Generative model based compact video compression is typically operated within a relative narrow range of bitrates, and often with an emphasis on ultra-low rate applications. There has been an increasing consensus in the video communication industry that full bitrate coverage should be enabled by generative coding. However, this is an extremely difficult task, largely because generation and compression, although related, have distinct goals and trade-offs. The proposed Pleno-Generation (PGen) framework distinguishes itself through its exceptional capabilities in ensuring the robustness of video coding by utilizing a wider range of bandwidth for generation via bandwidth intelligence. In particular, we initiate our research of PGen with face video coding, and PGen offers a paradigm shift that prioritizes high-fidelity reconstruction over pursuing compact bitstream. The novel PGen framework leverages scalable representation and layered reconstruction for Generative Face Video Compression (GFVC), in an attempt to imbue the bitstream with intelligence in different granularity. Experimental results illustrate that the proposed PGen framework can facilitate existing GFVC algorithms to better deliver high-fidelity and faithful face videos. In addition, the proposed framework can allow a greater space of flexibility for coding applications and show superior RD performance with a much wider bitrate range in terms of various quality evaluations. Moreover, in comparison with the latest Versatile Video Coding (VVC) codec, the proposed scheme achieves competitive Bjøntegaard-delta-rate savings for perceptual-level evaluations.

Figures (13)

• Figure 1: The general flowchart and different facial representations for GFVC chen2023generative.

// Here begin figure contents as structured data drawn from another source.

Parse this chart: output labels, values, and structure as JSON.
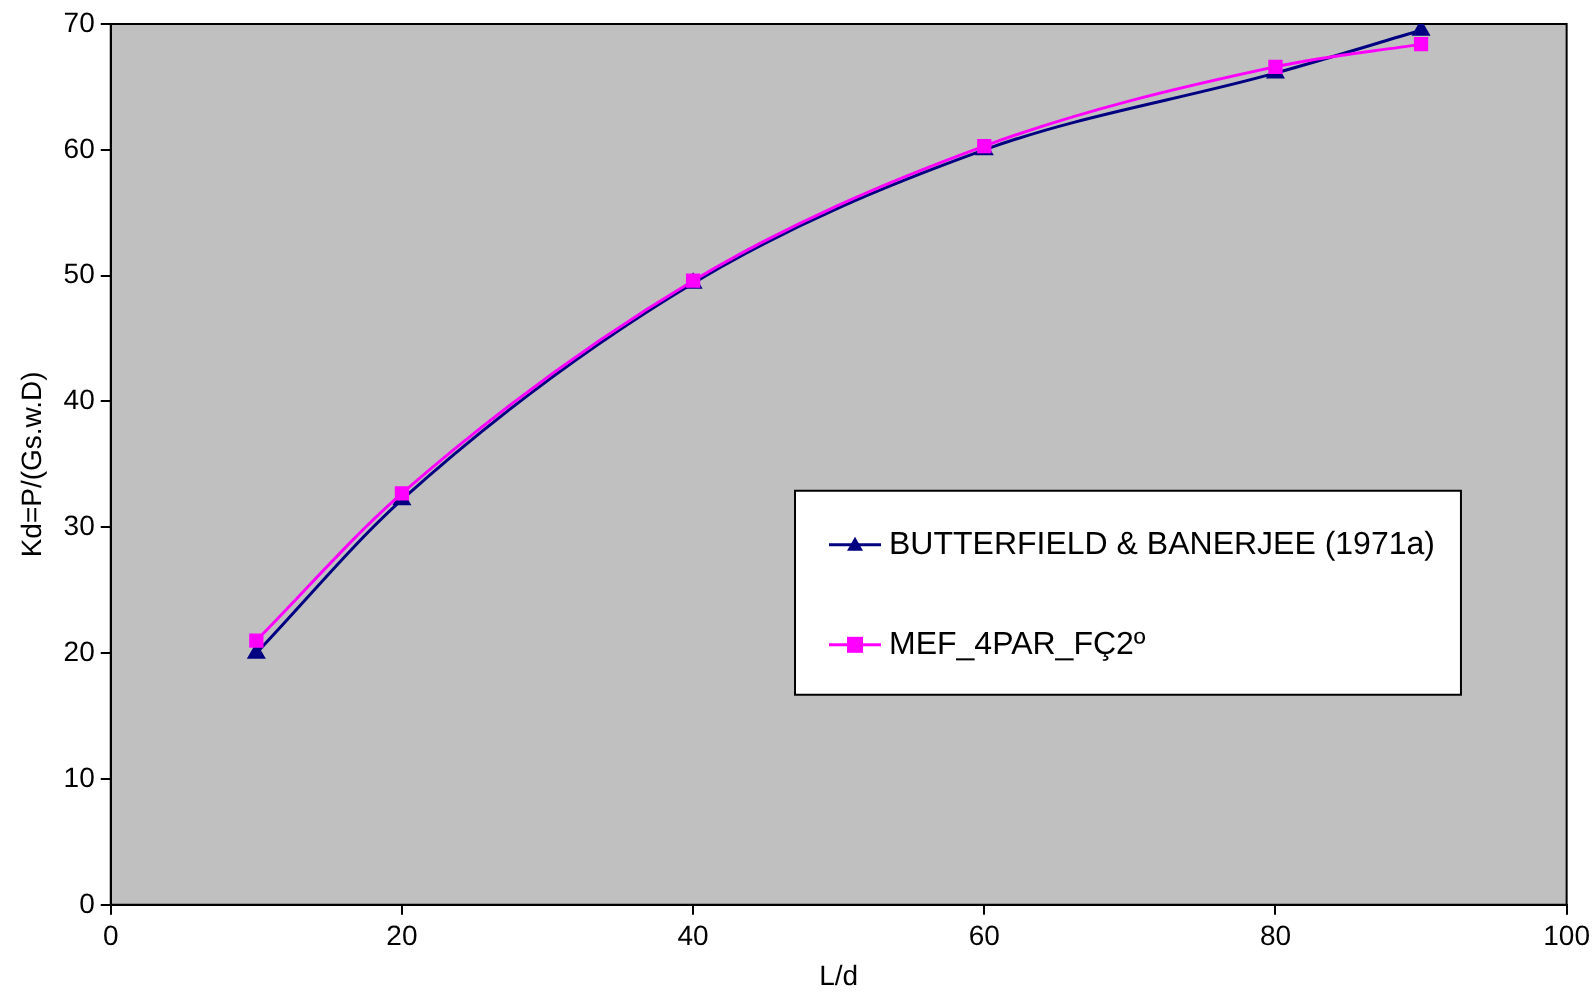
{
  "chart_data": {
    "type": "line",
    "xlabel": "L/d",
    "ylabel": "Kd=P/(Gs.w.D)",
    "x": [
      10,
      20,
      40,
      60,
      80,
      90
    ],
    "series": [
      {
        "name": "BUTTERFIELD & BANERJEE (1971a)",
        "color": "#000080",
        "marker": "triangle",
        "values": [
          20,
          32.2,
          49.4,
          60,
          66.1,
          69.5
        ]
      },
      {
        "name": "MEF_4PAR_FÇ2º",
        "color": "#ff00ff",
        "marker": "square",
        "values": [
          21,
          32.7,
          49.6,
          60.3,
          66.6,
          68.4
        ]
      }
    ],
    "xlim": [
      0,
      100
    ],
    "xticks": [
      0,
      20,
      40,
      60,
      80,
      100
    ],
    "ylim": [
      0,
      70
    ],
    "yticks": [
      0,
      10,
      20,
      30,
      40,
      50,
      60,
      70
    ],
    "grid": false,
    "legend": "right",
    "line_style": "solid"
  }
}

• Figure 2: Comparisons and analyses of rate-distortion limitations for VVC codec and latest GFVC systems in terms of perceptual-level and pixel-level measures.
• Figure 3: Limitations of visual reconstruction quality for GFVC systems, where these generated faces are sourced from FOMM, CFTE and FV2V.
• Figure 4: Overview of the proposed Pleno-Generation (PGen) framework based on scalable representation and layered reconstruction for bandwidth-intelligent face video communication.
• Figure 5: The detailed enhancement-layer architecture to achieve multi-granularity facial feature description, entropy-based feature compression and attention-guided signal generation (i.e., attention-guided face signal enhancement and coarse-to-fine frame generation). In particular, Q, AE, AD and Conv denote the quantization, arithmetic encoding, arithmetic decoding and convolution processes, respectively.